Não sei há quantos anos moro neste casebre. Chovia dentro, mas Jara o reforçou. Uma árvore
a cobre, com numa rede de ramagem ampla. À noite, entretanto, sinto-me
ameaçado. Os animais noturnos nos espiam. O cântico da mãe da lua aterroriza. O
urutau canta três oitavas lamentosas. Mas eu consigo dormir, na minha rede bem
alta. O silêncio é pesado, amplo, negro, enorme. As estrelas, vivas. Felizmente
não há mosquitos nesse rio. Mas um frio intenso vem de dentro do calor da
noite. Ventos sinistros do alto dos Andes. O vento vem sobre o leito do rio,
sob as estrelas, como uma coisa palpável, branca.
Esta noite
experimentamos novamente a sinistra presença noturna daquela pantera negra. Dormimos como sobre as
assombrosas minas do Eldorado. Ouço gritos, gemidos finos, assobios.
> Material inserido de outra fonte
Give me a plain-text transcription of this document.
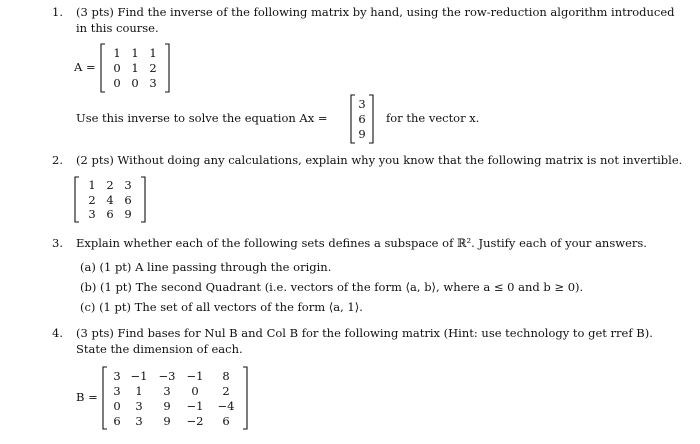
1. (3 pts) Find the inverse of the following matrix by hand, using the row-reduction algorithm introduced
in this course.
A =
1 1 1
0 1 2
0 0 3
Use this inverse to solve the equation Ax =
3
6
9
for the vector x.
2. (2 pts) Without doing any calculations, explain why you know that the following matrix is not invertible.
1 2 3
2 4 6
3 6 9
3. Explain whether each of the following sets defines a subspace of ℝ². Justify each of your answers.
(a) (1 pt) A line passing through the origin.
(b) (1 pt) The second Quadrant (i.e. vectors of the form ⟨a, b⟩, where a ≤ 0 and b ≥ 0).
(c) (1 pt) The set of all vectors of the form ⟨a, 1⟩.
4. (3 pts) Find bases for Nul B and Col B for the following matrix (Hint: use technology to get rref B).
State the dimension of each.
B =
3 −1 −3 −1	8
3	1	3	0	2
0	3	9	−1	−4
6	3	9	−2	6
Miracã-uera cemitério. Sinto que moro em cima de um cemitério. Mas o Eldorado
nos assusta, nos ilude, no escuro, no miúdo. Por aqui, a floresta aparece como
um grande mapa. Nunca ninguém, nunca nenhum ser humano, nenhum civilizado pisou
aqui nesses solos encharcados.
Jara não fala, é uma
companhia de nada, silenciosa. Não sei de onde veio, não quem é. Às vezes, temo
que ela pode matar-me, enquanto durmo. Às vezes fazemos amor. Ela compreende o
meu estado, a minha depressão. Ela então acende uma espécie de cachimbo de
ipadu, uma espécie de coca. E sopra na minha face. Me obriga a mascar, pondo na
minha boca algumas folhas amargas, misturadas com a cinza de seu cachimbo. São
cinzas da palmeira motaçu, acrescidas de um cipó amargo, chamado Tchamaru. Essa
mistura me revigora, eu sinto uma embriaguez deleitosa, uma súbita euforia, e
às vezes adormeço em seus braços.
- Ipadu! Ipadu! – diz ela. Ipadu, motaçu, Tchamaru!
E eu me reconheço, me recupero.
Mas ela é uma desconhecida. Mas eu a amo. Como aqui
não há mais ninguém, nenhuma censura, eu a amo de todos os modos. Ela canta a
sua canção selvagem. Canção de guerra, de morte. Ela pressente o perigo. O
incompreensível perigo.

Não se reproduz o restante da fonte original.